President-elect Joe Biden’s team will consider several options to punish Russia for its suspected role in the unprecedented hacking of US government agencies and companies once he takes office, from new financial sanctions to cyberattacks on Russian infrastructure, people familiar with the matter say.
The response will need to be strong enough to impose a high economic, financial or technological cost on the perpetrators, but avoid an escalating conflict between two nuclear-armed Cold War adversaries, said one of the people familiar with Biden’s deliberations, speaking on condition of anonymity.
The overarching goal of any action, which could also include stepped-up counter cyber espionage efforts, would be to create an effective deterrence and diminish the potency of future Russian cyber spying, the person said.
The unfolding crisis - and the lack of visibility over the extent of the infiltration into the computer networks of federal agencies including the Treasury, Energy and Commerce Departments - will push to the front of Biden’s agenda when he takes office on Jan. 20.
President Donald Trump only acknowledged the hacking on Saturday almost a week after it surfaced, downplaying its importance and questioning whether the Russians were to blame.
The discussions among Biden’s advisers are theoretical at this point and will need to be refined once they are in office and have full view of US capabilities.
Biden’s team will also need a better grasp of US intelligence about the cyber breach before making any decisions, one of the people familiar with his deliberations said.
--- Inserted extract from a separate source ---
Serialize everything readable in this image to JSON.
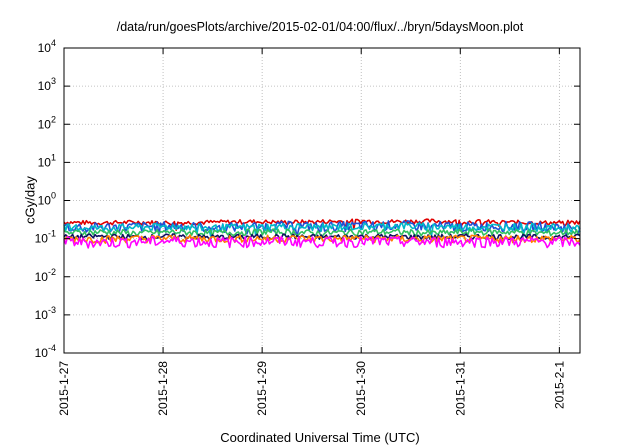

Biden’s access to presidential intelligence briefings was delayed until about three weeks ago as Trump disputed the Nov. 3 election results.
With Trump taking no action, Biden’s team are concerned that in the coming weeks the president-elect may be left with only one tool: bluster, according to one of the people familiar with his options.
“They’ll be held accountable,” Biden said in an interview broadcast on CBS on Thursday when asked about how he would deal with the Russian-led hack. He vowed to impose “financial repercussions” on “individuals as well as entities.”
The response could be an early test of the president-elect’s promise to cooperate and consult more effectively with US allies, as some proposals likely to be put before Biden could hit the financial interests or infrastructure of countries friendly to the US, a person familiar with the matter said.
“Symbolic won’t do it” for any US response, said James Andrew Lewis, a cyber security expert at the Center for Strategic and International Studies, a Washington think tank. “You want the Russians to know we’re pushing back”
A spokeswoman for Biden’s transition team did not respond to a request for comment.
The massive data breach, first reported by Reuters, enabled hackers believed to be from Russia’s SVR foreign intelligence service to explore the networks of government agencies, private companies and think-tanks for months.
Moscow has denied involvement.
One potential target for US Treasury financial sanctions would be the SVR, said Edward Fishman, an Atlantic Council fellow who worked on Russia sanctions at the State Department during the Obama administration.
Media reports have suggested the SVR-linked hacking group known as “Cozy Bear” or APT29 was responsible for the attacks. The US, Britain and Canada in July accused “Cozy Bear” of trying to steal COVID-19 vaccine and treatment research from drug companies and academic institutions.
“I would think, at the bare minimum, imposing sanctions against the SVR would be something that the US government should consider,” Fishman said, noting that the move would be largely symbolic and not have a major economic impact. The US Treasury has already imposed financial sanctions on other Russian security services, the FSB and the GRU.
Financial sanctions against Russian state companies and the business empires of Russian oligarchs linked to Russian President Vladimir Putin may be more effective, as they would deny access to dollar transactions, both Fishman and Lewis said.
Those targets could include aluminum giant Rusal, which saw US sanctions lifted in 2018 after blacklisted Russian billionaire Oleg Deripaska reduced his stake to a minority in a deal with the Treasury.
Lewis said a stronger option could be to cut Russia off from the SWIFT international bank transfer and financial messaging system, a crippling move that would prevent Russian companies from processing payments to and from foreign customers.
Such a move was contemplated in 2014 when Russia annexed Ukraine’s Crimean peninsula, but it would hurt the Russian energy sector, complicating gas sales to Europe and hit European companies with Russian operations.
Neither the Treasury nor State Department responded to questions about possible actions in response to the hacking.
The Pentagon’s US Cyber Command likely has options for counter actions that could cripple Russian technology infrastructure, such as disrupting phone networks or denial of internet actions, Lewis said, adding that this too could hurt European allies.
“They’ll need to think through the diplomacy of that,” Lewis said.
The hackers likely left behind some malicious code that would let them access US systems for retaliation against any US cyber attack and it will take months to find and eliminate those “Easter eggs,” he added.